GODS KNOT: A Cord of 3 Strands
by Ed Dickerson
In plane geometry, three points define a line. Any two points can be connected by straight line, but it takes three to define a line. I mention this because I have spent several columns concerning the identity and unique purpose of the Adventist movement. Mighty forces today attempt to pull the denomination in very different directions, and indeed threaten to pull it apart. I submit that one factor may be related to this simple geometric arrangement of needing three points to define a line.
It seems to me that three points also define our identity. Only one of the three great questions concerns identity directly: “Who am I?” The other two concern history, “Why am I here?”; and destiny, “Where am I going?” Considering that great questions exist concerning history and destiny, we shouldn’t be surprised that we cannot ascertain our identiy.
“Why am I here?” has two conflicting answers (and of course innumerable variations). Either I am here because God created the world in six days, and placed humans in charge, or I am here because of a very long series of random events. Either I live in a world of sin and death—where death is the last enemy– because of a Great Controversy between Good and Evil, and my ancestors chose the evil side; or I live in a world where death is necessary and even beneficial because it eliminates maladaptive organisms. You can quarrel with my wording or quibble over the choice of examples, but it would be difficult to deny that these two narratives of our history lead to radically different conclusions about who we are.
Closer to home, we can believe that our denomination came into being as a fulfillment of prophecy, or through a misunderstanding of a too literal reading of an old book. I constantly see both of these positions put forth in the discussions here.
Similarly, our destiny, “Where we are going,” will differ greatly depending upon our view of our origins. And it seems to me that the great tug-of-war concerning our identity– who we are going to be right now – is a contest of where to put the third point that defines our narrative line.
From my perspective, a currently ascendant group wants to take us “Back to the Future,” to attempt to either maintain or return the Adventist movement to some (largely imaginary) earlier, more pristine state. Another large faction don’t really care much about our history, and simply want to chart a “new” course, which strangely echoes quite a few 19th century ideas and concepts.
Both approaches, however, end up with little or no sense of who we should be today, for the simple reason that one or both ends of the narrative line are anchored in thin air. The traditionalists can plot a straight line from what they see as a pristine church to where we are; enthusiasts for the ever emerging church (sorry, but I can’t think of a better term, though I don’t wish it to be considered identical to the “emerging church movement”) , can draw a straight line from where we are to where they think we will eventually emerge. But attempts to align all three are few and often futile.
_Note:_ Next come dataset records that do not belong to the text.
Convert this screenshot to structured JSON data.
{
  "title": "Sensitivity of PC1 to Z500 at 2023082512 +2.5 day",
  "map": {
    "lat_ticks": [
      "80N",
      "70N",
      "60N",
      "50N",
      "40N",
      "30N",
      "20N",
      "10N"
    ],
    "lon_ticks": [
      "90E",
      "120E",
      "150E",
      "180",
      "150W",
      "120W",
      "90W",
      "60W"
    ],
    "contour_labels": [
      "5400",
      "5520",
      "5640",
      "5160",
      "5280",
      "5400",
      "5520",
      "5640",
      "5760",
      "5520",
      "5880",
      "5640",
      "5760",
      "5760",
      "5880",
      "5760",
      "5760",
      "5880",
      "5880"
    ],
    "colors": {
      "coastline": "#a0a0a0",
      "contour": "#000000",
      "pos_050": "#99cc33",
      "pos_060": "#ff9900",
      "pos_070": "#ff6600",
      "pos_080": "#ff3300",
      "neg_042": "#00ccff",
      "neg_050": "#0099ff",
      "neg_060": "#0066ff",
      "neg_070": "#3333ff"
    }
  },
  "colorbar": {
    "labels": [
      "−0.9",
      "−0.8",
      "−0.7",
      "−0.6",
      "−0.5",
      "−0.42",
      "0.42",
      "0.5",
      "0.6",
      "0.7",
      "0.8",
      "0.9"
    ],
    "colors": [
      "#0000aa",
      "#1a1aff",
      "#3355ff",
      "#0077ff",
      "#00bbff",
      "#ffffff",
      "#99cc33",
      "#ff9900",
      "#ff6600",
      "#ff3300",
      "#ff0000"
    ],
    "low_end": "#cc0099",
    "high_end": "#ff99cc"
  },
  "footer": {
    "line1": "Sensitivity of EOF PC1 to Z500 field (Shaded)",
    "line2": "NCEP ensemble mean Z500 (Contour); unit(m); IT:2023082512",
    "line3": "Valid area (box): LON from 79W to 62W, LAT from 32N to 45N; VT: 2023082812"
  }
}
Both sides view at least some portion of our church history as, shall we say, embarrassing, although they disagree over which portions. Increasingly, people are simply throwing up their hands in exasperation. Again, I see much of that echoed in Atoday discussions.
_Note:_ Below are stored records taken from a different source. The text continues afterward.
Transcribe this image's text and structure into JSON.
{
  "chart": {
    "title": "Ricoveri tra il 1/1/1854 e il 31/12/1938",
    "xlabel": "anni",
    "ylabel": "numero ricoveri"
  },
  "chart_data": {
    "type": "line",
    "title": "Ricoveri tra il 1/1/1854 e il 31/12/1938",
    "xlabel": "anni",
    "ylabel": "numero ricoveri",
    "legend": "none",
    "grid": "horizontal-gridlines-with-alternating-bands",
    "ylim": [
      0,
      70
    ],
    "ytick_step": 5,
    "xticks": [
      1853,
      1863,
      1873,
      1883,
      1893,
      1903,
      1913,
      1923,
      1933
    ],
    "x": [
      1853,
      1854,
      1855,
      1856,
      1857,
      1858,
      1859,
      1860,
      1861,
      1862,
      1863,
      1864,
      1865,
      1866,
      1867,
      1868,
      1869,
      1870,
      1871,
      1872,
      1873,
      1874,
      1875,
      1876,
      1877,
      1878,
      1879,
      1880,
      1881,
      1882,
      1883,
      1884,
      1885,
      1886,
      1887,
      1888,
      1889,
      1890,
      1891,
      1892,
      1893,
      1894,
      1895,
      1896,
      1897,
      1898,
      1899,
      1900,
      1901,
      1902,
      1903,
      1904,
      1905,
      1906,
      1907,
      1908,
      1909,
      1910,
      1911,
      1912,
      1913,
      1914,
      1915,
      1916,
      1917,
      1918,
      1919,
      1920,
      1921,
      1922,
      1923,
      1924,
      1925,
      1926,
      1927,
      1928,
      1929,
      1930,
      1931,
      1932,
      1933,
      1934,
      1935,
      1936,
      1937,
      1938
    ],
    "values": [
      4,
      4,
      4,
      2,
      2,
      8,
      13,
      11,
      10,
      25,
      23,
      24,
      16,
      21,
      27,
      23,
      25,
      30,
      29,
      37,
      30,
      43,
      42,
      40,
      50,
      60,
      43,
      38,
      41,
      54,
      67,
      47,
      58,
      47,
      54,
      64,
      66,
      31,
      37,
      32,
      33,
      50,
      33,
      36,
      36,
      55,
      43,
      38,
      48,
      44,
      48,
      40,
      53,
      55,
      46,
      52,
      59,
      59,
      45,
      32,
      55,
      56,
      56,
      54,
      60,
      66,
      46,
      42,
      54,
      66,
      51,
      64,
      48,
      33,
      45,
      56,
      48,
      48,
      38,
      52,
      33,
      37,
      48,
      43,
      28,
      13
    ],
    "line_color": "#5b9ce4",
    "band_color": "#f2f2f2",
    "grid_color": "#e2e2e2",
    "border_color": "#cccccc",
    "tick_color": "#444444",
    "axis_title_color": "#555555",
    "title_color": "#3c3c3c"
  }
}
At least some of this frustration comes from a distinctly utopian approach C.S. Lewis called “chronological prejudice” on the part of both factions. That is to say, all can see the flaws in what actually is and has been done, and imagine, in hindsight, that a perfect course could have been steered, had only the benighted individuals in charge been as wise as we are, at our exalted level of development.
I submit that the only way we’re going to find a coherent identity is to locate our position on that narrative line that begins with our history, how we got here – warts and all, by the way– and our destiny. My belief is that we are primarily a people of “present truth,” of a dynamic engagement between God’s plan of salvation and the culture where we find ourselves. This explanation lines up with our history, gives us direction for the present, and leads directly to our destiny.
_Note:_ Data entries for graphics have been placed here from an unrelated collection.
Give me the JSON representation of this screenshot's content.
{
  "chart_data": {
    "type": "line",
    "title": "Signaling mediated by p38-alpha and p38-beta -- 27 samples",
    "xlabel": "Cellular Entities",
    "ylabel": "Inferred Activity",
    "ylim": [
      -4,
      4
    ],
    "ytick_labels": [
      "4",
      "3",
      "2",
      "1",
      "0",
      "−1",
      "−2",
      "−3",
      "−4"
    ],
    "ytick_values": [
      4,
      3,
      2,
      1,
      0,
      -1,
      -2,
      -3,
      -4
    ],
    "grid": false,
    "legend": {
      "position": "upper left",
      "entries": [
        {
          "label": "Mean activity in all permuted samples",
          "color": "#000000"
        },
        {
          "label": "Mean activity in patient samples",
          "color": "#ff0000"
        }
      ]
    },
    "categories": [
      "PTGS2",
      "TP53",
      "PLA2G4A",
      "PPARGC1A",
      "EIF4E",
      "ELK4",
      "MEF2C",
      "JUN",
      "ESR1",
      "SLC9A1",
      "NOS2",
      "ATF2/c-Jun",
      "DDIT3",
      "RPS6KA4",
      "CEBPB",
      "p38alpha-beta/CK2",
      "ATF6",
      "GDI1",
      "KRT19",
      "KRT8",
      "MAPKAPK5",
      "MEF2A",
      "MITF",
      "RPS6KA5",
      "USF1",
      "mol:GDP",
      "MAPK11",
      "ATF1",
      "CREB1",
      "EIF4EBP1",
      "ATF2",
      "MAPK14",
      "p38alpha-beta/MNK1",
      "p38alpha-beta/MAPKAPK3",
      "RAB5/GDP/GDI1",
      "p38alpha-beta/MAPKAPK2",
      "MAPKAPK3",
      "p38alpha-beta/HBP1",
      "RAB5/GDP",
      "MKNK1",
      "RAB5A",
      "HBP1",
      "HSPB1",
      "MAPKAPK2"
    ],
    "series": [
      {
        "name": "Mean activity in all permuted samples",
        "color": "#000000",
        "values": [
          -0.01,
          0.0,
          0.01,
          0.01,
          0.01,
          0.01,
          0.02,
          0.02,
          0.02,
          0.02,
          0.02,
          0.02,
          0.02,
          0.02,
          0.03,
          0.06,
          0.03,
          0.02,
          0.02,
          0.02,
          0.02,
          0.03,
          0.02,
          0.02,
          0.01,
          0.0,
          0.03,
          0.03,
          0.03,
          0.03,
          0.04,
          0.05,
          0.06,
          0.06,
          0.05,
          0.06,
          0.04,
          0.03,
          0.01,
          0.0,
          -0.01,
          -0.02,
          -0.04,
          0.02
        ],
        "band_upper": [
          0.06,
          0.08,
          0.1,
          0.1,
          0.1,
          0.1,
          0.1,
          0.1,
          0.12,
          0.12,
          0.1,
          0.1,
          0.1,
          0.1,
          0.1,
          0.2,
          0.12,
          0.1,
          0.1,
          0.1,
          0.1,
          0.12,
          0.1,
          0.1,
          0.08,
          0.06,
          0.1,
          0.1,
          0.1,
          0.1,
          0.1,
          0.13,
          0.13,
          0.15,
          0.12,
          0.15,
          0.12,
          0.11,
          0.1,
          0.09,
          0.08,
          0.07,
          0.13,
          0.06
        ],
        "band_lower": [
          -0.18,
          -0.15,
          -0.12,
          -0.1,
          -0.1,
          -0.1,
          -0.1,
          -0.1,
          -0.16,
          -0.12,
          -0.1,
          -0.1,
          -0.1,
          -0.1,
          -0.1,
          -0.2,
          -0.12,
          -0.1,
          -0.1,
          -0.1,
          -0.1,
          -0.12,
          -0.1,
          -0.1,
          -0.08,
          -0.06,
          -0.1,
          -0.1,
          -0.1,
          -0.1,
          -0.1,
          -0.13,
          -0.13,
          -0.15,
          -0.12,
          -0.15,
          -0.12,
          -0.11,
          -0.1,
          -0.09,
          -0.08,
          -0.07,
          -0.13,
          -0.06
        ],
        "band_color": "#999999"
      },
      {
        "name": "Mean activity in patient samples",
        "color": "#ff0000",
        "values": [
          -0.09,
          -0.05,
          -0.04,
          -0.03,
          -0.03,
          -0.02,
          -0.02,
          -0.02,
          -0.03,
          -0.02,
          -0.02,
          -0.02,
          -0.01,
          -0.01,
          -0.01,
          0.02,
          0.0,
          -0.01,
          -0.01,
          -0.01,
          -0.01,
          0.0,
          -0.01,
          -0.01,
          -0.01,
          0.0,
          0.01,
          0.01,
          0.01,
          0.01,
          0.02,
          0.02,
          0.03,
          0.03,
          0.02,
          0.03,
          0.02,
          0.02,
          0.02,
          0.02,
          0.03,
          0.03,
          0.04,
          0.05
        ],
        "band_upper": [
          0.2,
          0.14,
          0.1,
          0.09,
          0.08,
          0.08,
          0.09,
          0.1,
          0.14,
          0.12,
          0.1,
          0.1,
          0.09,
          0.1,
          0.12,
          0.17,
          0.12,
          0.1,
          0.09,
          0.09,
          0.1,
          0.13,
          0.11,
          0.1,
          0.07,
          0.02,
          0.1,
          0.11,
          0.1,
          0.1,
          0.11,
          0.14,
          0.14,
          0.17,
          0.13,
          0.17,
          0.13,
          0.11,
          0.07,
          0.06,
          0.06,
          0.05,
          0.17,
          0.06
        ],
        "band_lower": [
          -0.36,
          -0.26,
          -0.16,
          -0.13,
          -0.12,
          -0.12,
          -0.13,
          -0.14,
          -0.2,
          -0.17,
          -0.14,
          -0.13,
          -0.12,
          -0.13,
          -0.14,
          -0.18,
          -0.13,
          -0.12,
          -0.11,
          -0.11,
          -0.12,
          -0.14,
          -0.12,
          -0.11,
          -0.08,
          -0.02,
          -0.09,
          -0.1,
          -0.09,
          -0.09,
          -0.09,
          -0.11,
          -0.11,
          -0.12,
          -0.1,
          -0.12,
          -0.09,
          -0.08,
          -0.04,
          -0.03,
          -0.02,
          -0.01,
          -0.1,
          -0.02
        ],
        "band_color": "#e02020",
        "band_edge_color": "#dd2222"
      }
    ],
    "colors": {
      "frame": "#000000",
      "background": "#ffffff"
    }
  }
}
This is a demanding identity, for it requires us to be continually attuned to God, and to attempt to view our current situation through the lens of salvation history. That also requires that we be continually aware of the culture in which we live. Finally, it requires us to be aware that God is drawing this world to a conclusion. As I see it, progressives and traditionalists each tacitly reject one or more of those requirements.
Until we settle these basic questions of existence, we will continue arguing past each other. And more crucially, making arguments that the world we are trying to reach doesn’t care about.